Pape François, l’imprévisibilité comme critère

Andrea Gagliarducci
www.mondayvatican.com
25 septembre 2023

La plus grande erreur commise dans l’interprétation du Pape François est probablement de chercher un critère standard pour ses décisions. Car, si l’on regarde les faits, le seul critère du Pape François est la réalisation des objectifs à court terme qu’il se fixe. Il n’y a pas de critère à long terme, ni de modus operandi défini. Il n’y a pas de véritable idée de contrôle. Il y a un plan, un désir d’amener l’Église à changer de mentalité, à être un « hôpital de campagne » et une Église tournée vers l’extérieur. Il n’y a pas d’idée maîtresse derrière ce plan.

Le pape François est difficile à comprendre simplement parce qu’il ne peut pas être placé dans les catégories du passé, mais aussi parce qu’il y aura difficilement des manières d’agir similaires à l’avenir. Les dernières décisions du pape François, ainsi que les choses que l’on pensait qu’il avait faites et qu’il n’a toujours pas faites, semblent confirmer cette image.

Ici, Andrea Gagliarducci énumère les dernières nominations, qui mises bout à bout, semblent n’avoir ni que ni tête. Je ne traduis pas cette partie, qui évoque des personnalités inconnues en France, sauf la dernière, le père Antonio Spadaro, qui était directeur de la revue jésuite La Civiltà cattolica, et comme tel, porte-parole officieux de la pensée insaisissable de son patron, et qui est aujourd’hui nommé sous-secrétaire du dicastère de la culture et de l’éducation.

Le problème est que chaque décision donne lieu à mille spéculations, et que toutes ne sont pas correctes.

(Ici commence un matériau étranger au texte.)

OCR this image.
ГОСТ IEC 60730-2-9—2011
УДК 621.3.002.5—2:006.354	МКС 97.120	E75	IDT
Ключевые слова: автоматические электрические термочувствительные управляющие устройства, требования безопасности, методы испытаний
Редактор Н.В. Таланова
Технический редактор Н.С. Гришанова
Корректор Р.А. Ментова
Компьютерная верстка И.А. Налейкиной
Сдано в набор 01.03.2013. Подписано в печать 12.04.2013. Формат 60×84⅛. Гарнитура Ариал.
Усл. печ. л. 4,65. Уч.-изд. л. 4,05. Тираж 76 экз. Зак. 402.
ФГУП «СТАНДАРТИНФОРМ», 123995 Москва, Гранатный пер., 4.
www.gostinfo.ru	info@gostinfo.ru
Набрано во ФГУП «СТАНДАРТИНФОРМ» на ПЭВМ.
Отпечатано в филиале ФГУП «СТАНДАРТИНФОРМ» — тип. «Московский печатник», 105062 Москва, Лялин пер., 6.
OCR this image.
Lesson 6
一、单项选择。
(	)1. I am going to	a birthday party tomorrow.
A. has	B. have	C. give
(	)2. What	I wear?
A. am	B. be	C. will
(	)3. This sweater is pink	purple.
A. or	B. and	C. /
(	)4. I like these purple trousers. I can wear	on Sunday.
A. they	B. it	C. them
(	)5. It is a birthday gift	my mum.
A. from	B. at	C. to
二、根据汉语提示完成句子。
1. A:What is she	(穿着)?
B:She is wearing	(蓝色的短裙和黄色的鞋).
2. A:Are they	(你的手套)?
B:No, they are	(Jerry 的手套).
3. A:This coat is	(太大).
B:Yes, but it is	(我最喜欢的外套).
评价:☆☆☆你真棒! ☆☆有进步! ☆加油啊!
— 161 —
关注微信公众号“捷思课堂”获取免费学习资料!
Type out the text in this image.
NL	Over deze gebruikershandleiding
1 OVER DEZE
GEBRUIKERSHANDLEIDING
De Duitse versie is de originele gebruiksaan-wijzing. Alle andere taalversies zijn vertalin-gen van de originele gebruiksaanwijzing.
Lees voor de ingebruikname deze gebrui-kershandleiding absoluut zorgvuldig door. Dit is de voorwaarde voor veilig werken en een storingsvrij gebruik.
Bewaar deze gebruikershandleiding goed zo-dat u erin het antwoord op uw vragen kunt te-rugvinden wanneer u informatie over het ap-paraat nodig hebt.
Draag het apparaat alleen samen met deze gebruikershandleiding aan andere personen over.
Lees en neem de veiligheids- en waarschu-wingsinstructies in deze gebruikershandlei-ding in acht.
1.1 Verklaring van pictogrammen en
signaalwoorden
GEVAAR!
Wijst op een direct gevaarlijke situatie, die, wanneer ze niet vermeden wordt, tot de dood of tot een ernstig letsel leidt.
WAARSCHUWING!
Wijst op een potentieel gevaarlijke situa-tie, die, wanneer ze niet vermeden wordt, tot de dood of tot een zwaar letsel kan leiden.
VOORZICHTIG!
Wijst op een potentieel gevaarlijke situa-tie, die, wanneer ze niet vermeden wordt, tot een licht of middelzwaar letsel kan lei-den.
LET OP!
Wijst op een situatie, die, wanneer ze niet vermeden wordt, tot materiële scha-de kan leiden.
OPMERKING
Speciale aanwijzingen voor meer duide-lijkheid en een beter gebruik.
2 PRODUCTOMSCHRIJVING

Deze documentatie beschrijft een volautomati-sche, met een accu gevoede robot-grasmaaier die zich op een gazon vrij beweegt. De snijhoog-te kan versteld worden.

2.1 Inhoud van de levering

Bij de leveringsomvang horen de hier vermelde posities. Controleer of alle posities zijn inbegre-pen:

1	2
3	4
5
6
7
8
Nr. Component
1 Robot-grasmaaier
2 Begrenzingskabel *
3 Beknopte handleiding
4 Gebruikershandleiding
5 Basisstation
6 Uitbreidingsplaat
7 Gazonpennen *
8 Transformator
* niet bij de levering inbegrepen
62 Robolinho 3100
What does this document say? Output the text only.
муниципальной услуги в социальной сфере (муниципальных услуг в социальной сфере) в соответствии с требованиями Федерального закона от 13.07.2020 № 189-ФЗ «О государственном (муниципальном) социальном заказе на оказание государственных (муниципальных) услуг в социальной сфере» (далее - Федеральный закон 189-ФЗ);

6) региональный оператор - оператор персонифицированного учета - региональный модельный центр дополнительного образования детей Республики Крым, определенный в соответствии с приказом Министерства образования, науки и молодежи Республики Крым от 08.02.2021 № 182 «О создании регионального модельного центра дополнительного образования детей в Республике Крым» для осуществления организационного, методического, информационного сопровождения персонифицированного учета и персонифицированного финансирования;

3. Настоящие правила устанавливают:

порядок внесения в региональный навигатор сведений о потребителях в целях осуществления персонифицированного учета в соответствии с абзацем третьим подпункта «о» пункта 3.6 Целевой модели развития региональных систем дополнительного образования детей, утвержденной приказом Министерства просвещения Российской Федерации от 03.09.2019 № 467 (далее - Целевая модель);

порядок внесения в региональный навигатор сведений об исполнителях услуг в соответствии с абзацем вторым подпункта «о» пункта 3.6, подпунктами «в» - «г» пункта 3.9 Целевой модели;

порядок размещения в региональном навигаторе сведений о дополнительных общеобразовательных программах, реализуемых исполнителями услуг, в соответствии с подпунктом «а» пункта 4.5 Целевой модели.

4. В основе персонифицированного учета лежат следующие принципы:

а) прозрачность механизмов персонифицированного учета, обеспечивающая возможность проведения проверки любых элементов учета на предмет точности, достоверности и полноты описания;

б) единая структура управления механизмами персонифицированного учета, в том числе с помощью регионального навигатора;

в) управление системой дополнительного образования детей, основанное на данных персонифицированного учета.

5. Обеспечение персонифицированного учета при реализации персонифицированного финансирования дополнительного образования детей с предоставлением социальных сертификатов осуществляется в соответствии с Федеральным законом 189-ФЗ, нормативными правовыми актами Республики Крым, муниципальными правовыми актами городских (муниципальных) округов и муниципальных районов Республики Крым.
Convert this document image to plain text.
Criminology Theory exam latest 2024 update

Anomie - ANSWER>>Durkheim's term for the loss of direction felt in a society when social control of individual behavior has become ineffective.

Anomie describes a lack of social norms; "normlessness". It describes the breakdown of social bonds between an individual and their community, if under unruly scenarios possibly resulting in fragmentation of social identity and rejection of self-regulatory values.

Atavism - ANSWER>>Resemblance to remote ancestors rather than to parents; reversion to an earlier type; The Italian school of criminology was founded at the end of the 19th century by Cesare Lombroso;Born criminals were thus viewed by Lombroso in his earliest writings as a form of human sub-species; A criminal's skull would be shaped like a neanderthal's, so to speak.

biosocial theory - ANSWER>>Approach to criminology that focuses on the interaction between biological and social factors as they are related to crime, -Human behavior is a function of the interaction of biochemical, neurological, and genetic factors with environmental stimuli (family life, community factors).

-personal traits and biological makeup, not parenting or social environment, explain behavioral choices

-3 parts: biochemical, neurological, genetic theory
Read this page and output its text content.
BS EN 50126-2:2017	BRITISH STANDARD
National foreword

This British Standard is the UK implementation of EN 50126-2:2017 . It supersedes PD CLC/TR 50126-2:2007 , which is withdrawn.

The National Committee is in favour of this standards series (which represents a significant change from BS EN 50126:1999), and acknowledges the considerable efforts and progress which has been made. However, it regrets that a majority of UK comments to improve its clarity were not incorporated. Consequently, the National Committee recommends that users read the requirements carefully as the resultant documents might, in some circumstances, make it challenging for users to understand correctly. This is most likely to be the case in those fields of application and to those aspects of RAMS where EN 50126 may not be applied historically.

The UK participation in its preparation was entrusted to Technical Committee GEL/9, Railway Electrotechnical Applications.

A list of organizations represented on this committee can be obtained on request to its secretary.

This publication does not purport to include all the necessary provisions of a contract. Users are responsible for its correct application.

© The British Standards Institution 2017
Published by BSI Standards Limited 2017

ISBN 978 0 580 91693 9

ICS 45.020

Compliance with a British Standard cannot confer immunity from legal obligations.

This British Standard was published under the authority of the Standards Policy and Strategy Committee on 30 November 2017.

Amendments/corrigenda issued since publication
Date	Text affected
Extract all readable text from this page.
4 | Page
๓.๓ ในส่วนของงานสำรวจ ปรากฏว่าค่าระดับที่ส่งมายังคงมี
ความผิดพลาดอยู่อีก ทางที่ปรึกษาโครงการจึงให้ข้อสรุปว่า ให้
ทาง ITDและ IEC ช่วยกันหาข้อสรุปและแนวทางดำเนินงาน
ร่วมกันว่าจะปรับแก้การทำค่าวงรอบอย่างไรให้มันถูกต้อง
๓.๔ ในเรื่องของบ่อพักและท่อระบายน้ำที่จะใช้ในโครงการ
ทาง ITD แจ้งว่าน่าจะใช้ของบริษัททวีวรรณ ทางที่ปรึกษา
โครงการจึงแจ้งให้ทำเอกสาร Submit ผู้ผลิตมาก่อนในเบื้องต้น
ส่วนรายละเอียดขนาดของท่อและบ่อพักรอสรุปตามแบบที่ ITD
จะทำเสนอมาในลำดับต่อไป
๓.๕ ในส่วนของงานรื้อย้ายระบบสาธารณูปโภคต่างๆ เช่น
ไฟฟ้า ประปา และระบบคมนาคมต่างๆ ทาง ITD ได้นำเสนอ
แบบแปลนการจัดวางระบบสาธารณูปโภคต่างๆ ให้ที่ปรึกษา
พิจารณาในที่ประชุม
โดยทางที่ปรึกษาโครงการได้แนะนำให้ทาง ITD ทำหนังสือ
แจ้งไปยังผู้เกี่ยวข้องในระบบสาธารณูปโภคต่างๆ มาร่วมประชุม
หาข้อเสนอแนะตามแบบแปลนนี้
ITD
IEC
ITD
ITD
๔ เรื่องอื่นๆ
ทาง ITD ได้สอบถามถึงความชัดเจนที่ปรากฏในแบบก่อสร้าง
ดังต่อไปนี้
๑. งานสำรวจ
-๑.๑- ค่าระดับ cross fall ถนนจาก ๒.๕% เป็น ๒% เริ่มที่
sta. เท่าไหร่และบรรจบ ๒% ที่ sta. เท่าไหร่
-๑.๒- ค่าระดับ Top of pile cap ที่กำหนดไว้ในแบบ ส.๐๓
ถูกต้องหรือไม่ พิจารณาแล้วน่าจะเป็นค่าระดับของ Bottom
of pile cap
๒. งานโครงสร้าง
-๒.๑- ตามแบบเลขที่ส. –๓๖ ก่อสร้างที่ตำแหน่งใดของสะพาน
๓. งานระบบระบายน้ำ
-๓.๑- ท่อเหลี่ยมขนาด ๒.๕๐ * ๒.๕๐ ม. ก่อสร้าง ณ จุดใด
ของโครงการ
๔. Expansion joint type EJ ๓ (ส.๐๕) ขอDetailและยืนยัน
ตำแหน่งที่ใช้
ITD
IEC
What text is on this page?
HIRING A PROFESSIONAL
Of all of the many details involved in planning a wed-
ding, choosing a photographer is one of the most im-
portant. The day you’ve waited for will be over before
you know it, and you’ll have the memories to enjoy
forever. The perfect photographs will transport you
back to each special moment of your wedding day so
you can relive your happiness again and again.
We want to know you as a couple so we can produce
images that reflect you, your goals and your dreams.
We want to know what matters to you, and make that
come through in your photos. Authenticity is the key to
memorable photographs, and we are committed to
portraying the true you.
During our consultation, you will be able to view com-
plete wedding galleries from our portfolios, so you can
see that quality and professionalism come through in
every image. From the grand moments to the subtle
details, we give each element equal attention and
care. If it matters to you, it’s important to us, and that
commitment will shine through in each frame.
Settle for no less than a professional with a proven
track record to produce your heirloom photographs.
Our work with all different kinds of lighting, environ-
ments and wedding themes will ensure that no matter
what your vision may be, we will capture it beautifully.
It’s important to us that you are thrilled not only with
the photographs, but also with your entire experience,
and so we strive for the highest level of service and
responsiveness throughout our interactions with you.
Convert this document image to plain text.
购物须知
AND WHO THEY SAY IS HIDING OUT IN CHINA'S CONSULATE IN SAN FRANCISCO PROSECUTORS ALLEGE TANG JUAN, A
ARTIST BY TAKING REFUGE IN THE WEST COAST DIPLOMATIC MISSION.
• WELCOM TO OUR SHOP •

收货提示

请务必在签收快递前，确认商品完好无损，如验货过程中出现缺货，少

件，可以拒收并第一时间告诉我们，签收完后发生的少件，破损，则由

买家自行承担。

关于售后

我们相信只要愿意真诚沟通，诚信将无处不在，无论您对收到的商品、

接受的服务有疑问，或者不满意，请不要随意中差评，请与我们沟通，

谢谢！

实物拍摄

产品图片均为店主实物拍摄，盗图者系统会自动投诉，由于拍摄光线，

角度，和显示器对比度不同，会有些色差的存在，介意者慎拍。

Il est extrêmement difficile de lire dans l’esprit du pape François. Mais s’il n’y a pas de modus operandi, quel est le plan du pape François ?

Comme nous l’avons dit, le pape semble penser en termes d’objectifs à court terme, ce qui lui permet de prendre une décision puis de changer complètement d’approche. Cela s’est également produit dans plusieurs cas. Par exemple, le pape a d’abord défendu l’épiscopat chilien sur la question des abus au Chili. Ensuite, il a convoqué les évêques chiliens à deux reprises, ce qui a entraîné la démission en bloc de l’épiscopat chilien. Ou encore, concernant le responsum de la Congrégation pour la doctrine de la foi, qui refusait la possibilité de bénir les couples homosexuels, le pape l’a d’abord approuvé, puis a laissé entendre qu’il aurait préféré une approche plus soft.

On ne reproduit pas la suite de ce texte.